I didn't find the definition of $\mathcal{IJ}$.

*What is the inverse of a invertible fractional ideal $\mathcal{I}$ ?
 A: $\mathcal{K}_X$ is a sheaf of $\mathcal{O}_X$ algebras. Thus for sections of submodulus of $\mathcal{K}_X$ the notion of product is naturally defined over any open set. So for any $U$ there is a defined product $\mathcal{I}(U)\mathcal{J}(U)$.  This gives you the desired sheaf. 

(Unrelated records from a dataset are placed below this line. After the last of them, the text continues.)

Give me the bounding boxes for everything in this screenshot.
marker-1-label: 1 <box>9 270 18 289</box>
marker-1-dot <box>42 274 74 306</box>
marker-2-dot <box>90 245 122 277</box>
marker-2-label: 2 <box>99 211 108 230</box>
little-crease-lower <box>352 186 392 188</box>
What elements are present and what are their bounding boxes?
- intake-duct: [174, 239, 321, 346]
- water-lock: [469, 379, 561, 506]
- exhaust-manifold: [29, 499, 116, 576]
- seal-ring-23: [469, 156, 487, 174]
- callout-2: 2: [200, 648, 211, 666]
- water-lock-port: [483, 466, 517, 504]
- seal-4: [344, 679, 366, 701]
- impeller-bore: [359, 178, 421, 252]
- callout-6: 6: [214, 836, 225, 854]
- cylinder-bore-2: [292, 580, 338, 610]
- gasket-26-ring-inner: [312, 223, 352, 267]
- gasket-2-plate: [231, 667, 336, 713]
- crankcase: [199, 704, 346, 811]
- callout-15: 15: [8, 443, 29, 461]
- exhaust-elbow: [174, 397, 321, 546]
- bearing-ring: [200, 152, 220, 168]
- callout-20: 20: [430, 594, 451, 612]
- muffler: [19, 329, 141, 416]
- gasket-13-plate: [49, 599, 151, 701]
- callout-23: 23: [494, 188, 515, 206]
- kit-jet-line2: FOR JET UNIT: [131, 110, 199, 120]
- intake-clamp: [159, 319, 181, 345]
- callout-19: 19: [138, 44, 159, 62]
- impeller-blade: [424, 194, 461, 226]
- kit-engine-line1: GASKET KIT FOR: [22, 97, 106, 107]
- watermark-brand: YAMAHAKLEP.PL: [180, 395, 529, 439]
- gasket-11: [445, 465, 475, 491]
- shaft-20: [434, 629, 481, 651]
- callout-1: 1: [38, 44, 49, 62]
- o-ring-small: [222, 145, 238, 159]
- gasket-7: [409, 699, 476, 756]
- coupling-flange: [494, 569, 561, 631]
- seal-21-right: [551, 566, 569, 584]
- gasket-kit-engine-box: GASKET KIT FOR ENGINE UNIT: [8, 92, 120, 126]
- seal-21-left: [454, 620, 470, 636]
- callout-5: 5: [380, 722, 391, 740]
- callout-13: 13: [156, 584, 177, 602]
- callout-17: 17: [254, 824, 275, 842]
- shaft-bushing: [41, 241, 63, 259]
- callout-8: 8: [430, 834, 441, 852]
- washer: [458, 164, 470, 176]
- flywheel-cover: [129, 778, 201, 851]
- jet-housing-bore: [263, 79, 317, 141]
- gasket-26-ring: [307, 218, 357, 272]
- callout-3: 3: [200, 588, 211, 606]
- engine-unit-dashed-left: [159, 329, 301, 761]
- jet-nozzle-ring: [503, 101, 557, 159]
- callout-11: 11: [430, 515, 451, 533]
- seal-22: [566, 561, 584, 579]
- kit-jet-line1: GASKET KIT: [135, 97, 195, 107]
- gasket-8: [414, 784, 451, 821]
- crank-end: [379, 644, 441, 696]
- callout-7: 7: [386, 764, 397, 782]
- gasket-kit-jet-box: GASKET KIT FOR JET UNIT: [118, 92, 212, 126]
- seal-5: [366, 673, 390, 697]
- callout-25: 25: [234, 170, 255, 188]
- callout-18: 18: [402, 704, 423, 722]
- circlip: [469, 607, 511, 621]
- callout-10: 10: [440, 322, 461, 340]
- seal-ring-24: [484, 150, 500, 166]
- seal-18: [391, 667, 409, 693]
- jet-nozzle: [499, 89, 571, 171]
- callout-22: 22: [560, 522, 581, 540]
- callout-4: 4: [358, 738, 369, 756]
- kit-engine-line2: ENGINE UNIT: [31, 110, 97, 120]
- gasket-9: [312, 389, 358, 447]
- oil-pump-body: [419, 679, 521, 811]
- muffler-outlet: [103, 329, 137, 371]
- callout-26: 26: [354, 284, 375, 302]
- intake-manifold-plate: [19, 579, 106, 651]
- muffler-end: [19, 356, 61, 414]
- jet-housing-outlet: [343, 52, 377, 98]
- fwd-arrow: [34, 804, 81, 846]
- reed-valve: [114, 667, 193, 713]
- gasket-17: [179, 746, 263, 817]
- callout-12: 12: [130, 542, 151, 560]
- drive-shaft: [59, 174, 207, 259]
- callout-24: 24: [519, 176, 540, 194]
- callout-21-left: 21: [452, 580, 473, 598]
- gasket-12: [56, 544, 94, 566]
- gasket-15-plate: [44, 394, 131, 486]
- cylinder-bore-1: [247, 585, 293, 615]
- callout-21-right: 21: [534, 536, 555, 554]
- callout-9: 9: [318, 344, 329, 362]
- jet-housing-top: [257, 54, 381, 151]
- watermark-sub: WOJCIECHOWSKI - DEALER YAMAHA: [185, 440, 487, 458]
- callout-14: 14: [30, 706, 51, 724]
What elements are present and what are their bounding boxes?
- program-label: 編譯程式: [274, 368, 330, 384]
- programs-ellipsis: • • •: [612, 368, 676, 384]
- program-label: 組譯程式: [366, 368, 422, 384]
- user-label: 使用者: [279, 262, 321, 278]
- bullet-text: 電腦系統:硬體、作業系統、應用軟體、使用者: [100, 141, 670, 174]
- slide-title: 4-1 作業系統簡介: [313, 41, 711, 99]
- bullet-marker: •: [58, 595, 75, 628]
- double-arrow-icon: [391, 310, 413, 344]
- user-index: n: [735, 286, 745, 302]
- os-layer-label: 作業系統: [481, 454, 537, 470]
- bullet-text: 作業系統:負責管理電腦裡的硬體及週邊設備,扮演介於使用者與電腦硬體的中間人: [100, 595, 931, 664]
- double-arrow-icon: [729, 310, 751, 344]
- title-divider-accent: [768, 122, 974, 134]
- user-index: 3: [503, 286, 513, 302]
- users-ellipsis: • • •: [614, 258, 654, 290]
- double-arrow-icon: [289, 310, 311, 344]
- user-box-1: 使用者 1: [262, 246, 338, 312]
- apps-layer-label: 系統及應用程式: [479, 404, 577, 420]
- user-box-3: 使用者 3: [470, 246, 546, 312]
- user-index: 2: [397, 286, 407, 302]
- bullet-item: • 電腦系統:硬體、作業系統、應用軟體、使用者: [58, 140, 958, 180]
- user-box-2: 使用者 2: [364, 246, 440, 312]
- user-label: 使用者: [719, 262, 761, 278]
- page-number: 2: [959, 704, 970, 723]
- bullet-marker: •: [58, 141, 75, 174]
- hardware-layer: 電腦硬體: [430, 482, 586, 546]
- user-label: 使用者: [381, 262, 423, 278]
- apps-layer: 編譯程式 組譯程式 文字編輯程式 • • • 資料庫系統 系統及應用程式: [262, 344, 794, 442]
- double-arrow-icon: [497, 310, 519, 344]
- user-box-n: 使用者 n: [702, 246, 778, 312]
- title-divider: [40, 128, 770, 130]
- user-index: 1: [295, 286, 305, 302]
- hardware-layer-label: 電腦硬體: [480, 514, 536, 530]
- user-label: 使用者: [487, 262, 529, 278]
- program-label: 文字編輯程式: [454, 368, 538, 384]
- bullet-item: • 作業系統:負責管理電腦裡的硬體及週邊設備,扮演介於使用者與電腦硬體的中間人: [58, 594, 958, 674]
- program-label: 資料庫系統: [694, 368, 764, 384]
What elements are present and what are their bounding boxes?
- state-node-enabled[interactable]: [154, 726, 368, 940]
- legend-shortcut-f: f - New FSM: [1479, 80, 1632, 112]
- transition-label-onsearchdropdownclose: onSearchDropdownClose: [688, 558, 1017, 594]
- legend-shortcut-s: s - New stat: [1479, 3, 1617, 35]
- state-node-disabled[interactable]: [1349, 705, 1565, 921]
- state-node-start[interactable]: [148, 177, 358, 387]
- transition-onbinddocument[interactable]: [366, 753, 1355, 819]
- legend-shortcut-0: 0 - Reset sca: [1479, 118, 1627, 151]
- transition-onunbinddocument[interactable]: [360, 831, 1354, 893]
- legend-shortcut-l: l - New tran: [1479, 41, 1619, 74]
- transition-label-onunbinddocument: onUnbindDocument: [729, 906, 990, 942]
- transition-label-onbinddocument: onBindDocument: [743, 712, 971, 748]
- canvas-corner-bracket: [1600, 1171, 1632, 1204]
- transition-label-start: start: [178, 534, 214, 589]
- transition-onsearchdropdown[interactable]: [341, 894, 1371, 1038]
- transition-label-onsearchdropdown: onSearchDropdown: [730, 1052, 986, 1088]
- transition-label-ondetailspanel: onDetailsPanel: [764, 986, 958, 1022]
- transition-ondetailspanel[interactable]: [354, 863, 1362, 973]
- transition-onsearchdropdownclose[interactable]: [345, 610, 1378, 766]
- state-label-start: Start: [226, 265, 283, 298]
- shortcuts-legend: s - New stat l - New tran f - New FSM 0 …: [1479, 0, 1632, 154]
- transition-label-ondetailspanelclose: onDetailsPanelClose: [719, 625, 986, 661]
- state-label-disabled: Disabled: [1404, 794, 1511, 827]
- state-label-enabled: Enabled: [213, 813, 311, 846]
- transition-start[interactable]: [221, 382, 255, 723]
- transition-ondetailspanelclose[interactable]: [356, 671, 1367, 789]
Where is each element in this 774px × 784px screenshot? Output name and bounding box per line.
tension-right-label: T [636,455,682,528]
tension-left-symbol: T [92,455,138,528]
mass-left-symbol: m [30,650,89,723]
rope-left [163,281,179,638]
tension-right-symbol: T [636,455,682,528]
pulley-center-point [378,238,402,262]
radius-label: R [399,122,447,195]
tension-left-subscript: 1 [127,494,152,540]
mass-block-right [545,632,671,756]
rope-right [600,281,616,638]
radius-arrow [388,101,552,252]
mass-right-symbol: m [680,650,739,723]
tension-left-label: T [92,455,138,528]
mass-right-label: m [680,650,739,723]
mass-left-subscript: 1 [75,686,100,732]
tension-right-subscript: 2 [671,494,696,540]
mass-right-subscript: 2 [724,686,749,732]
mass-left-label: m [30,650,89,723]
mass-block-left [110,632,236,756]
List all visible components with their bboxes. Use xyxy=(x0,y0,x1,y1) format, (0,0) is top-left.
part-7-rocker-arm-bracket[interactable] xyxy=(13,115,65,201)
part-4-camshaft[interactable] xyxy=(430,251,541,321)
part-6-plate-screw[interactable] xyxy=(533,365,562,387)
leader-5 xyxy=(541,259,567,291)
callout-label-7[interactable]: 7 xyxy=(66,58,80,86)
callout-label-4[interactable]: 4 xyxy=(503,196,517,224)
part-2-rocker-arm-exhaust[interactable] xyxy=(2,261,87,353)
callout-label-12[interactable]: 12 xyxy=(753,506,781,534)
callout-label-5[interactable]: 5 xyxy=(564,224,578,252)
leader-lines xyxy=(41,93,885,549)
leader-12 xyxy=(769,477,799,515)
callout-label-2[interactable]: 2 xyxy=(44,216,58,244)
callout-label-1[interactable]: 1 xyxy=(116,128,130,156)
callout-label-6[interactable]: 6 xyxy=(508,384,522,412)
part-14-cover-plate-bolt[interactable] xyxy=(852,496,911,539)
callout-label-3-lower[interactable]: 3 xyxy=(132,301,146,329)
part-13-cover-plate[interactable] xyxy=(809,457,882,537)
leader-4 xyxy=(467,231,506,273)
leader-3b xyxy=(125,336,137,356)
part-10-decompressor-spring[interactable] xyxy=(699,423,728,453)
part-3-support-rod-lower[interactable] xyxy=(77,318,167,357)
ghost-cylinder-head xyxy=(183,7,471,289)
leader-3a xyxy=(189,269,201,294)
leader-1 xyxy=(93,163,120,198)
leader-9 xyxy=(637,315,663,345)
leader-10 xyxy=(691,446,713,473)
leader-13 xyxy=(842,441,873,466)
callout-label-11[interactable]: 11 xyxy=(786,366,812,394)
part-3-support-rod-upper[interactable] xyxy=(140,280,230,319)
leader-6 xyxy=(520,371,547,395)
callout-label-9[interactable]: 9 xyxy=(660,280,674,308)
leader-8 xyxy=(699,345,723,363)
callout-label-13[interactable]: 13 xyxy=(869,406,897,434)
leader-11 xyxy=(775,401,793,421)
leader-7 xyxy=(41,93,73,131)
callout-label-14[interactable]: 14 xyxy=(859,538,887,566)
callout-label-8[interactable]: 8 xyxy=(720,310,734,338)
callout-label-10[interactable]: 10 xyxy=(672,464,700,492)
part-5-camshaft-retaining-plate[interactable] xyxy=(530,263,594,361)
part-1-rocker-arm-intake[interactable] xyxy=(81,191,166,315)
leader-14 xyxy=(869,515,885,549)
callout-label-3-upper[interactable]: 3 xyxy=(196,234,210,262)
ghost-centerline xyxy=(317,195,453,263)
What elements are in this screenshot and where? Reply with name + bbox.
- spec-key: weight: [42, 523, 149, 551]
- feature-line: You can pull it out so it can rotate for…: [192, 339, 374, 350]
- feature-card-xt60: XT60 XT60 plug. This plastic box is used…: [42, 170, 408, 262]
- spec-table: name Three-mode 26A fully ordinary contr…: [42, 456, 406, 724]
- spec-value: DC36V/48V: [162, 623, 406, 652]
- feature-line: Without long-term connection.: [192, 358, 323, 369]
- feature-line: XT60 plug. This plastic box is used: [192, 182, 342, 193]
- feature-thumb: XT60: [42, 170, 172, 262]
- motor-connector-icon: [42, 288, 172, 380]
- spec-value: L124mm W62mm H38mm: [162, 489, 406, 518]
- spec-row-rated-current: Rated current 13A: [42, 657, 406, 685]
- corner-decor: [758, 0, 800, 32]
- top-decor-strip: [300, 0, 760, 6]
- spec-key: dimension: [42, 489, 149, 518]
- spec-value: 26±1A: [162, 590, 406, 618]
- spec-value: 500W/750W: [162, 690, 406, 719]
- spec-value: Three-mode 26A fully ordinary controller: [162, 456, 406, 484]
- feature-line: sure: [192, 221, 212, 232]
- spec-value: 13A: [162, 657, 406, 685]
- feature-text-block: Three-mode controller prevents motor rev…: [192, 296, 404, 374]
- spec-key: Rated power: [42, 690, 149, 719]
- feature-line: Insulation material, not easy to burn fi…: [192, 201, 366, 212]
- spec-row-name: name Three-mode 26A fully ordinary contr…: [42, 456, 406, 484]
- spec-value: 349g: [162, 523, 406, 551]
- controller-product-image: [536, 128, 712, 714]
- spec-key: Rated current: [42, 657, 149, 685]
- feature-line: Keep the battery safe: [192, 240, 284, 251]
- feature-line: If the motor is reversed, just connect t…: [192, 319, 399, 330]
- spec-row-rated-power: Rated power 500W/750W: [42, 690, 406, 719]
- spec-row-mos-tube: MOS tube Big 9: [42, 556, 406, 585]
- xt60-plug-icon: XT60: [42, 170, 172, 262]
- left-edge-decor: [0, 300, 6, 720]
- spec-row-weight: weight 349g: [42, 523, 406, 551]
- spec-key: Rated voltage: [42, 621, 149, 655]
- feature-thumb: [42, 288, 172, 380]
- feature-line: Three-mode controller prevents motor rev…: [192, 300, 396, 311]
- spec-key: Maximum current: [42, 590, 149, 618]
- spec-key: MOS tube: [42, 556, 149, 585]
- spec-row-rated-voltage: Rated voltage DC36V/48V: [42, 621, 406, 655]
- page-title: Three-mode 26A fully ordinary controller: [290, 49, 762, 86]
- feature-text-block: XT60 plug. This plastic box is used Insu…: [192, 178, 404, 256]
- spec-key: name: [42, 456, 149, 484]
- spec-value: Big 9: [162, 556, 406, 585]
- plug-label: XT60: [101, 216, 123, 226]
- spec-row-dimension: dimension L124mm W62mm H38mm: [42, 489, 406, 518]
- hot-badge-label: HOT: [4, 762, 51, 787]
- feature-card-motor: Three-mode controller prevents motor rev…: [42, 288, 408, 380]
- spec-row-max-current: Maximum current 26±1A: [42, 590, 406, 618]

A: The answer to your question is, at least implicitly, given on the same page by stating that
$$\phi: \operatorname{Div}(X) \to \{\text{invertible fractional ideals on }X\},\quad D \mapsto \mathcal{I}_X(D)$$
is an isomorphism of abelian groups. Thus we can see what the group law in the right hand side is by examine what the group law of the left hand side is:
By definition the sum $D+E$ of two divisors $D$ and $E$ respectively given by configurations $(U_i,f_i)_{i \in I}$ and $(V_j,g_j)_{j \in J}$ is the divisor given by the configuration $$(U_i \cap V_j,(f_i)_{\mid U_i \cap V_j}\cdot (g_j)_{\mid U_i \cap V_j})_{(i,j) \in I \times J}.$$
By definition of $\phi$ this yields that the product of $\mathcal{I}$ and $\mathcal{J}$ is given by the sheaf defined by
$$
(\mathcal{I}\mathcal{J})_{\mid U_i \cap V_j} = (f_i)_{\mid U_i \cap V_j}\cdot (g_j)_{\mid U_i \cap V_j} \mathcal{O}_{\mid U_i \cap V_j}.
$$
All this should come down to the fact that this is the same as the sheafification of the presheaf $U \mapsto \mathcal{I}(U)\mathcal{J}(U)$ as hinted by @user68061.
This also provides that $\mathcal{I}^{-1}$ is given by $(\mathcal{I}^{-1})_{\mid U_i} = f_i^{-1}\mathcal{O}_{U_i}$ whenever $\mathcal{I}$ is given by $\mathcal{I}_{\mid U_i} = f_i\mathcal{O}_{U_i}$.